Dass Er es richtig fände, dass in unseren heutigen Konzertsälen mehr Beethoven als Frauen – alle Komponistinnen zusammen – gespielt wird, das kann ich mir dagegen nicht vorstellen. War Er doch immer ein fortschrittsfreudiger Geist. Also würde ich zum Beispiel auch das aufregende Streichquartett von Fanny Mendelssohn, verheiratete Hensel einpacken. Wie Er dieses Werk fände, würde mich übrigens mal interessieren. Fanny Hensel jedenfalls stand ja ganz im Bann Seiner späten Quartette.
Und das kann ich wirklich verstehen. Denn Seine fünf letzten Streichquartette würde ich unter jedes einsame Kissen mitnehmen. Der dicke Schuppanzigh meinte ja, zu spielen wärs nicht so schwer, aber der Zusammenhang, der Zusammenhang … So geht’s manch einem mit klassischer Musik überhaupt: anzuhören nicht schwer, aber der Zusammenhang.
Späte Streichquartette als Lebensbegleiter
Seine späten Streichquartette habe ich erst relativ spät kennengelernt. Zu einem Zeitpunkt, da ich die Sinfonien längst über hatte, oder glaubte, sie über zu haben. Als ich zum ersten Mal eins der späten Quartette hörte, die doch als so schwierig und sperrig und komplex gelten: Da wars mir wie ein Aha-Erlebnis. Er verzeihe dieses Schluckauf-Wort, aber "Offenbarung" klingt mir zu verschwiemelt, und es wird überhaupt oft zu verschwiemelt über Ihn gesprochen. Entweder verschwiemelt oder aber banal, "Offenbarung" oder "Kugelschreiber". Da sag ich doch lieber "Aha-Erlebnis". Unmittelbar berührend fand ich diese merkwürdigen Streichquartette, tief bewegend. Kurz gesagt: schön. Und: einfach, im besten Sinne einfach. Und seither sind mir diese Seine fremden späten Streichquartette ein wahrer und immer wieder beglückender Lebensbegleiter. Weil es Musik ist, die vom Leben spricht und singt und weint und tanzt. Die das Leben liebt, das todtraurige und wunderschöne, das zerbrechliche Leben.

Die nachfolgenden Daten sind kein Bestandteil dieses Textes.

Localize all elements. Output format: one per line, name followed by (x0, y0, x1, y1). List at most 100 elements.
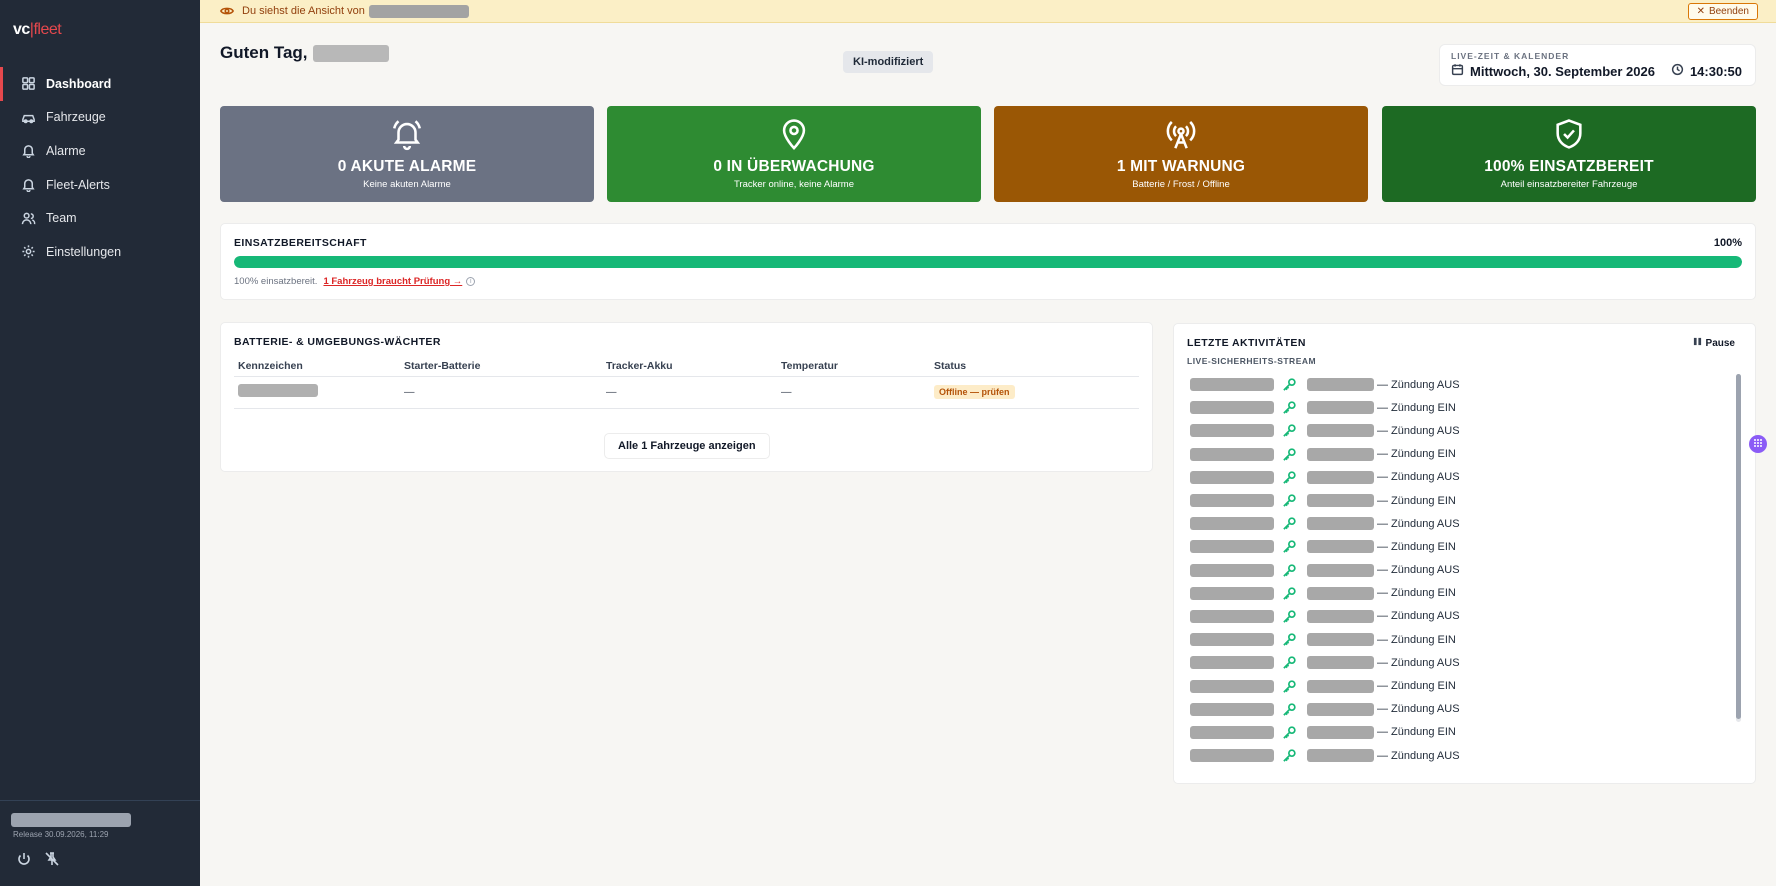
column-header[interactable]: Kennzeichen (234, 356, 400, 377)
event-text: — Zündung AUS (1377, 656, 1460, 669)
key-icon (1282, 539, 1297, 554)
event-text: — Zündung AUS (1377, 749, 1460, 762)
sidebar-item-einstellungen[interactable]: Einstellungen (0, 235, 200, 269)
battery-table: Kennzeichen Starter-Batterie Tracker-Akk… (234, 356, 1139, 409)
driver-redacted (1307, 609, 1374, 623)
show-all-vehicles-button[interactable]: Alle 1 Fahrzeuge anzeigen (604, 433, 770, 459)
assistant-launcher-button[interactable] (1749, 435, 1767, 453)
readiness-progress-bar (234, 256, 1742, 268)
driver-redacted (1307, 749, 1374, 763)
key-icon (1282, 377, 1297, 392)
bell-icon (20, 143, 36, 159)
plate-redacted (238, 384, 318, 397)
logo-part2: fleet (33, 21, 62, 38)
info-icon[interactable]: i (466, 277, 476, 286)
scrollbar-thumb[interactable] (1736, 374, 1741, 719)
gear-icon (20, 244, 36, 260)
brand-logo[interactable]: vc|fleet (13, 21, 62, 39)
list-item[interactable]: — Zündung EIN (1190, 396, 1700, 419)
list-item[interactable]: — Zündung AUS (1190, 559, 1700, 582)
list-item[interactable]: — Zündung EIN (1190, 674, 1700, 697)
activity-subtitle: LIVE-SICHERHEITS-STREAM (1187, 356, 1317, 366)
list-item[interactable]: — Zündung EIN (1190, 767, 1700, 771)
list-item[interactable]: — Zündung EIN (1190, 721, 1700, 744)
activity-list: — Zündung AUS — Zündung EIN — Zündung AUS —… (1190, 373, 1700, 771)
event-text: — Zündung EIN (1377, 448, 1456, 461)
list-item[interactable]: — Zündung EIN (1190, 628, 1700, 651)
apps-icon (1753, 435, 1763, 453)
activity-scrollbar[interactable] (1736, 374, 1741, 722)
kpi-title: 1 MIT WARNUNG (1116, 158, 1246, 175)
kpi-warning[interactable]: 1 MIT WARNUNG Batterie / Frost / Offline (994, 106, 1368, 202)
vehicle-redacted (1190, 424, 1274, 438)
vehicle-redacted (1190, 401, 1274, 415)
pin-off-icon[interactable] (44, 851, 60, 872)
power-icon[interactable] (16, 851, 32, 872)
sidebar-item-fahrzeuge[interactable]: Fahrzeuge (0, 101, 200, 135)
sidebar-item-label: Alarme (46, 143, 86, 158)
kpi-acute-alarms[interactable]: 0 AKUTE ALARME Keine akuten Alarme (220, 106, 594, 202)
vehicle-redacted (1190, 633, 1274, 647)
event-text: — Zündung AUS (1377, 471, 1460, 484)
list-item[interactable]: — Zündung EIN (1190, 489, 1700, 512)
sidebar-item-fleet-alerts[interactable]: Fleet-Alerts (0, 168, 200, 202)
greeting-text: Guten Tag, (220, 43, 308, 62)
key-icon (1282, 679, 1297, 694)
list-item[interactable]: — Zündung AUS (1190, 466, 1700, 489)
list-item[interactable]: — Zündung AUS (1190, 651, 1700, 674)
activity-title: LETZTE AKTIVITÄTEN (1187, 337, 1306, 349)
sidebar-nav: Dashboard Fahrzeuge Alarme Fleet-Alerts … (0, 67, 200, 269)
tracker-battery-value: — (602, 376, 777, 409)
sidebar-footer: Release 30.09.2026, 11:29 (0, 800, 200, 886)
list-item[interactable]: — Zündung AUS (1190, 512, 1700, 535)
event-text: — Zündung AUS (1377, 517, 1460, 530)
list-item[interactable]: — Zündung AUS (1190, 373, 1700, 396)
ki-modified-badge: KI-modifiziert (843, 51, 934, 73)
kpi-monitoring[interactable]: 0 IN ÜBERWACHUNG Tracker online, keine A… (607, 106, 981, 202)
current-date: Mittwoch, 30. September 2026 (1470, 63, 1655, 79)
list-item[interactable]: — Zündung EIN (1190, 582, 1700, 605)
list-item[interactable]: — Zündung EIN (1190, 535, 1700, 558)
driver-redacted (1307, 679, 1374, 693)
vehicle-redacted (1190, 470, 1274, 484)
map-pin-icon (777, 117, 811, 151)
readiness-percent: 100% (1713, 237, 1742, 249)
column-header[interactable]: Status (930, 356, 1139, 377)
clock-label: LIVE-ZEIT & KALENDER (1451, 51, 1570, 61)
event-text: — Zündung AUS (1377, 564, 1460, 577)
current-time: 14:30:50 (1689, 63, 1742, 79)
list-item[interactable]: — Zündung AUS (1190, 698, 1700, 721)
vehicle-check-link[interactable]: 1 Fahrzeug braucht Prüfung → (323, 276, 462, 287)
table-row[interactable]: — — — Offline — prüfen (234, 376, 1139, 409)
banner-text: Du siehst die Ansicht von (242, 5, 365, 17)
key-icon (1282, 563, 1297, 578)
sidebar-item-alarme[interactable]: Alarme (0, 134, 200, 168)
key-icon (1282, 655, 1297, 670)
column-header[interactable]: Starter-Batterie (400, 356, 602, 377)
sidebar-item-label: Einstellungen (46, 244, 122, 259)
sidebar-item-dashboard[interactable]: Dashboard (0, 67, 200, 101)
list-item[interactable]: — Zündung AUS (1190, 419, 1700, 442)
event-text: — Zündung EIN (1377, 680, 1456, 693)
list-item[interactable]: — Zündung AUS (1190, 605, 1700, 628)
car-icon (20, 109, 36, 125)
page-title: Guten Tag, (220, 43, 389, 63)
event-text: — Zündung AUS (1377, 610, 1460, 623)
kpi-subtitle: Tracker online, keine Alarme (733, 179, 855, 190)
column-header[interactable]: Tracker-Akku (602, 356, 777, 377)
driver-redacted (1307, 725, 1374, 739)
list-item[interactable]: — Zündung AUS (1190, 744, 1700, 767)
key-icon (1282, 748, 1297, 763)
driver-redacted (1307, 378, 1374, 392)
release-info: Release 30.09.2026, 11:29 (13, 830, 109, 839)
kpi-ready[interactable]: 100% EINSATZBEREIT Anteil einsatzbereite… (1382, 106, 1756, 202)
event-text: — Zündung AUS (1377, 378, 1460, 391)
key-icon (1282, 423, 1297, 438)
pause-button[interactable]: Pause (1693, 337, 1735, 349)
list-item[interactable]: — Zündung EIN (1190, 443, 1700, 466)
sidebar-item-team[interactable]: Team (0, 201, 200, 235)
readiness-card: EINSATZBEREITSCHAFT 100% 100% einsatzber… (220, 223, 1756, 300)
column-header[interactable]: Temperatur (777, 356, 930, 377)
driver-redacted (1307, 656, 1374, 670)
end-impersonation-button[interactable]: ✕ Beenden (1687, 3, 1758, 20)
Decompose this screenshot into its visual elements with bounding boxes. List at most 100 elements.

Die würde ich auf jeden Fall mitnehmen unters einsame Kissen. Und in unseren Corona-Zeiten vielleicht das a-Moll-Quartett besonders oft hören, mit dem "Heiligen Dankgesang eines Genesenen an die Gottheit, in der lydischen Tonart".
Das wär’s schon, herzverehrtester Beethoven. Bleib Er, wie er war, nämlich immer anders, und ansonsten … scheiß Er sie voll!